Rethinking Scale: The Efficacy of Fine-Tuned Open-Source LLMs in Large-Scale Reproducible Social Science Research
This addresses the need for transparent, reproducible, and cost-effective LLM use in social science research, offering an incremental improvement over existing methods.
The study tackled the problem of using large language models (LLMs) for scalable text classification in social science research by showing that small, fine-tuned open-source LLMs can achieve equal or superior performance to models like ChatGPT-4, with exploration of training set size effects and a proposed hybrid workflow.
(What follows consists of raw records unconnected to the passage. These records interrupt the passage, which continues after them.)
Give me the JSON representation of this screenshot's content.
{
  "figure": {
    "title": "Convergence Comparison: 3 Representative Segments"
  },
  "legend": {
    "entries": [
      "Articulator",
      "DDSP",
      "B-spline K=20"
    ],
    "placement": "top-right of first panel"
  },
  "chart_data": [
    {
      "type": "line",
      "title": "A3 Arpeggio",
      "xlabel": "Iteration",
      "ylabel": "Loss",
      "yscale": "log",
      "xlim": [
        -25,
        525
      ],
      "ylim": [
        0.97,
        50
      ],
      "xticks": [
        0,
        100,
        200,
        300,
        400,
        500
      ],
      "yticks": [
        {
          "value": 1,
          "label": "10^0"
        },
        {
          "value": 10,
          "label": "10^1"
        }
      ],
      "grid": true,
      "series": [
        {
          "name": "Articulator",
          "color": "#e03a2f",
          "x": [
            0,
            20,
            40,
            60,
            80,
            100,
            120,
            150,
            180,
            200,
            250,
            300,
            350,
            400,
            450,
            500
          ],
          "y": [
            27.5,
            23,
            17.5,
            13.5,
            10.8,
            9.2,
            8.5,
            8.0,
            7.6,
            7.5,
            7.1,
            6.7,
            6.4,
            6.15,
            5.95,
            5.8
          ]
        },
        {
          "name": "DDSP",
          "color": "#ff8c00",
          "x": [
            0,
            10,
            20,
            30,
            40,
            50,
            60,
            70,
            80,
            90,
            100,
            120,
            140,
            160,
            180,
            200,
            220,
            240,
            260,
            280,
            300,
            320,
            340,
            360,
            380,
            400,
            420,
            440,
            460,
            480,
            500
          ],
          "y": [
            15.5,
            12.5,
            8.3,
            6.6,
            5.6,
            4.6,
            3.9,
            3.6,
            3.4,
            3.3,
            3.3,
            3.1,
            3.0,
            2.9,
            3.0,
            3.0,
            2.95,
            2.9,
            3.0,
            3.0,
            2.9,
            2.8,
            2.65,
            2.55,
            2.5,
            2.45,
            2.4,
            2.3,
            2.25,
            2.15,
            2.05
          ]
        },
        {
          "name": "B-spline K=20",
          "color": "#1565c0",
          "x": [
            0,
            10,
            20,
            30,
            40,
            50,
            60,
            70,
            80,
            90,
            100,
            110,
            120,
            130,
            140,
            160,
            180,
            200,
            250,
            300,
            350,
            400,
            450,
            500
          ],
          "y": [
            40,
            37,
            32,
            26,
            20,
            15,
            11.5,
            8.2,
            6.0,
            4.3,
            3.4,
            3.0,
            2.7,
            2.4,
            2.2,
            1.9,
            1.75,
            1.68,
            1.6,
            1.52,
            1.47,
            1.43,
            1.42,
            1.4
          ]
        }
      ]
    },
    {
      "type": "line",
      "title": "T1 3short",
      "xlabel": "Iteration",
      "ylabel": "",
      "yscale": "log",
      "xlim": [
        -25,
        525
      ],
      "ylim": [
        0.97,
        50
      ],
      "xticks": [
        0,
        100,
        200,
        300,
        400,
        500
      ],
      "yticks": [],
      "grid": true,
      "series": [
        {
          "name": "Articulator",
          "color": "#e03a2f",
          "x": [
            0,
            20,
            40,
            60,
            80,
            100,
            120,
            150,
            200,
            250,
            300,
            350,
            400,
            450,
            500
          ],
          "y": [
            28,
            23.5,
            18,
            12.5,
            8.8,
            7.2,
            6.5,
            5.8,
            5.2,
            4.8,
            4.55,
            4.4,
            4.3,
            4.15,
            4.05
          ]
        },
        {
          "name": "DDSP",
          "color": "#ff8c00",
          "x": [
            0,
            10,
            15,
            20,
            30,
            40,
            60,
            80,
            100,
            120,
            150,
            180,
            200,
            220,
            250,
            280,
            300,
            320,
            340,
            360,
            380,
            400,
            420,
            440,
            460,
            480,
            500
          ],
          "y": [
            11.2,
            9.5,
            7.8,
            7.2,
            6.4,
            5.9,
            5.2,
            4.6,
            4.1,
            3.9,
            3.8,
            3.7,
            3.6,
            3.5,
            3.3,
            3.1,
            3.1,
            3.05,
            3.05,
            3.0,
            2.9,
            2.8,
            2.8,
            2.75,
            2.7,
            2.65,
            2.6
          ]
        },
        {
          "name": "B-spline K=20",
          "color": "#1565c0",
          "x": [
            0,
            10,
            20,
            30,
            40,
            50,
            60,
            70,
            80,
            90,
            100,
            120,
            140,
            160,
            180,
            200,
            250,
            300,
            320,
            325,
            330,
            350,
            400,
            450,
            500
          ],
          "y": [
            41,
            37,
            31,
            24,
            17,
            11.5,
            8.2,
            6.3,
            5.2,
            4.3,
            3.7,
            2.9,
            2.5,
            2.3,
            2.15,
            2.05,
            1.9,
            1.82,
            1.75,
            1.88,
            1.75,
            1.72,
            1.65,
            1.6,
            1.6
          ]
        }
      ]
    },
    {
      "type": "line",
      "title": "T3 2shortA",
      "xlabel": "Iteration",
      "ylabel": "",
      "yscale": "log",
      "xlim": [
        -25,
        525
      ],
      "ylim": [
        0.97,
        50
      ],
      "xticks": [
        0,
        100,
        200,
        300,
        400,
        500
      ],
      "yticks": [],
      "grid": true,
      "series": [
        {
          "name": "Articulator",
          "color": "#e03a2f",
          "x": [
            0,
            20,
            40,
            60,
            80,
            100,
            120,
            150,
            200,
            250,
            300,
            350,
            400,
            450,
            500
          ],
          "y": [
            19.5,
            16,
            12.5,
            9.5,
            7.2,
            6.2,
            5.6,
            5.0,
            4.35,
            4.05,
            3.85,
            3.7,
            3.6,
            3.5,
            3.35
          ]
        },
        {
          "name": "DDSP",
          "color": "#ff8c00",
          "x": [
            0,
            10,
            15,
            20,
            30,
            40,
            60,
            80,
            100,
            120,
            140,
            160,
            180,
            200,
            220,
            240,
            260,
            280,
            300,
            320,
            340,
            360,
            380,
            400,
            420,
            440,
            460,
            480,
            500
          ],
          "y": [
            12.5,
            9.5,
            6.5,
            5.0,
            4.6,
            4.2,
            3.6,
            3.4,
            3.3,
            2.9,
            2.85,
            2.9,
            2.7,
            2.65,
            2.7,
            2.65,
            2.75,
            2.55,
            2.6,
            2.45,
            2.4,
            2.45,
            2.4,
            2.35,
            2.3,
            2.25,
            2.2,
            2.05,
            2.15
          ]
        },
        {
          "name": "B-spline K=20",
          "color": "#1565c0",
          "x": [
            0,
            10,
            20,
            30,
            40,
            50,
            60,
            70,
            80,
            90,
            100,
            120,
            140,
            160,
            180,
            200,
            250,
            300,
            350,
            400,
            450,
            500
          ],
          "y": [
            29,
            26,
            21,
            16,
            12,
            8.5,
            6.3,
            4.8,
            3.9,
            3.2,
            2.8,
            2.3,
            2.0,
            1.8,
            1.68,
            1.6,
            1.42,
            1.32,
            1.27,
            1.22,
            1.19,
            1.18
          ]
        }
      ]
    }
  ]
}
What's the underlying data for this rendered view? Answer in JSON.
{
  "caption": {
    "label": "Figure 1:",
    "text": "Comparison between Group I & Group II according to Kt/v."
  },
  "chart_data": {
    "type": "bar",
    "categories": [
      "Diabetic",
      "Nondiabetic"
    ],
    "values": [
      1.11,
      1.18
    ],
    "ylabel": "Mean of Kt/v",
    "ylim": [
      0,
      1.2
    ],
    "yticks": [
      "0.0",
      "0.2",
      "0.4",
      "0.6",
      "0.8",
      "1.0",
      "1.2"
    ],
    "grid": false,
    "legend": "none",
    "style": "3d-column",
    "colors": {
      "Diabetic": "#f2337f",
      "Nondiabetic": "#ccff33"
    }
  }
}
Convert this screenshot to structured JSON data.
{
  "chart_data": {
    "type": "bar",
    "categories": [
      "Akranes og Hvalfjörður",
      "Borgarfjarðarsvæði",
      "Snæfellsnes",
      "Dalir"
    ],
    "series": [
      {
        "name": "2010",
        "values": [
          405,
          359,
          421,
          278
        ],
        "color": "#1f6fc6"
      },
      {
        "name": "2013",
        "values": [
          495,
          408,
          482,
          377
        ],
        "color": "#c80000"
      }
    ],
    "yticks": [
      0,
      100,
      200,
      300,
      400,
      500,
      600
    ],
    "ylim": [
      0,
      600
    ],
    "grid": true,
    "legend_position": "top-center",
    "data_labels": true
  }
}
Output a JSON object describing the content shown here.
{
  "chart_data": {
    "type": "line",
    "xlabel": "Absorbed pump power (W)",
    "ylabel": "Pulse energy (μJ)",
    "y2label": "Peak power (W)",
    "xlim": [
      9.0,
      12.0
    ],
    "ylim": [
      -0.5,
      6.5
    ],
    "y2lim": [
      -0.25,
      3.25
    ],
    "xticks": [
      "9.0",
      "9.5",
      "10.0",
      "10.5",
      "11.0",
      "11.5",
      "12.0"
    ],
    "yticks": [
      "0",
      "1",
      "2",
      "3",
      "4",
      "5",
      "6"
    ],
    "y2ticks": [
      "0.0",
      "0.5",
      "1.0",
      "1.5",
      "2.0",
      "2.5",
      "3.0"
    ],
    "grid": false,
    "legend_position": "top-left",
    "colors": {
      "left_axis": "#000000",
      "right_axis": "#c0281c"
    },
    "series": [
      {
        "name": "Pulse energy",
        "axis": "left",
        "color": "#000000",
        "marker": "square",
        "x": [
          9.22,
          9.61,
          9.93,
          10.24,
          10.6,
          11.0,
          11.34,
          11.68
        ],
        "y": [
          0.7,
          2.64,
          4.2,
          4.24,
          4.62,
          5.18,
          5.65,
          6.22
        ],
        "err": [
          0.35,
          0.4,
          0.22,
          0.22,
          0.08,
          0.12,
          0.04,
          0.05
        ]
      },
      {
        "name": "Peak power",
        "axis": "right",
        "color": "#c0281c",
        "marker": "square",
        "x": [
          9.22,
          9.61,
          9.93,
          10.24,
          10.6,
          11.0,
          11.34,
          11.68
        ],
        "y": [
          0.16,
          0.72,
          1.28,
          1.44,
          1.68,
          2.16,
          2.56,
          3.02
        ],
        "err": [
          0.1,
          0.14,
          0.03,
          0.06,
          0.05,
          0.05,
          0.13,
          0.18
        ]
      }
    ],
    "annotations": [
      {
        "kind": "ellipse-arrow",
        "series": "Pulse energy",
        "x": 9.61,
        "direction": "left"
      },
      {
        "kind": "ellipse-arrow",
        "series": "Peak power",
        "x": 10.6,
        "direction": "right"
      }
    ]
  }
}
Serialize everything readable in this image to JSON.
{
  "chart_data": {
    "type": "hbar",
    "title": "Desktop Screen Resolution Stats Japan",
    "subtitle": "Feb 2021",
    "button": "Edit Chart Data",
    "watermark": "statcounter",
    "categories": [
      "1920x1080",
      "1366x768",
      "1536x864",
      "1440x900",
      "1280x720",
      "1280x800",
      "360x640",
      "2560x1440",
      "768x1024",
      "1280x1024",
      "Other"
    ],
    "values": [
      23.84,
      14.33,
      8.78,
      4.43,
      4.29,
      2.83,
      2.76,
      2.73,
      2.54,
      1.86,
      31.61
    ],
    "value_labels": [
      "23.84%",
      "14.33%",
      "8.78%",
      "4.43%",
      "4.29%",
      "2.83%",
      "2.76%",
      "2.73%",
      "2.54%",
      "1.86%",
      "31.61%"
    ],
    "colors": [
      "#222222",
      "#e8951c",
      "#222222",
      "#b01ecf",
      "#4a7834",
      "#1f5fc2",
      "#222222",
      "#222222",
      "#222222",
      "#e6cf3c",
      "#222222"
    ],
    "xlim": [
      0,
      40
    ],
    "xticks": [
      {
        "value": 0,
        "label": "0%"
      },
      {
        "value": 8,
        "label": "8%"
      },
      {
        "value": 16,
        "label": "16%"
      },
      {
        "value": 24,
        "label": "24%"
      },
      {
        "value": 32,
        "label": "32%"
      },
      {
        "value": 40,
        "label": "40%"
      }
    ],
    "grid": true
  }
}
Large Language Models (LLMs) are distinguished by their architecture, which dictates their parameter size and performance capabilities. Social scientists have increasingly adopted LLMs for text classification tasks, which are difficult to scale with human coders. While very large, closed-source models often deliver superior performance, their use presents significant risks. These include lack of transparency, potential exposure of sensitive data, challenges to replicability, and dependence on proprietary systems. Additionally, their high costs make them impractical for large-scale research projects. In contrast, open-source models, although available in various sizes, may underperform compared to commercial alternatives if used without further fine-tuning. However, open-source models offer distinct advantages: they can be run locally (ensuring data privacy), fine-tuned for specific tasks, shared within the research community, and integrated into reproducible workflows. This study demonstrates that small, fine-tuned open-source LLMs can achieve equal or superior performance to models such as ChatGPT-4. We further explore the relationship between training set size and fine-tuning efficacy in open-source models. Finally, we propose a hybrid workflow that leverages the strengths of both open and closed models, offering a balanced approach to performance, transparency, and reproducibility.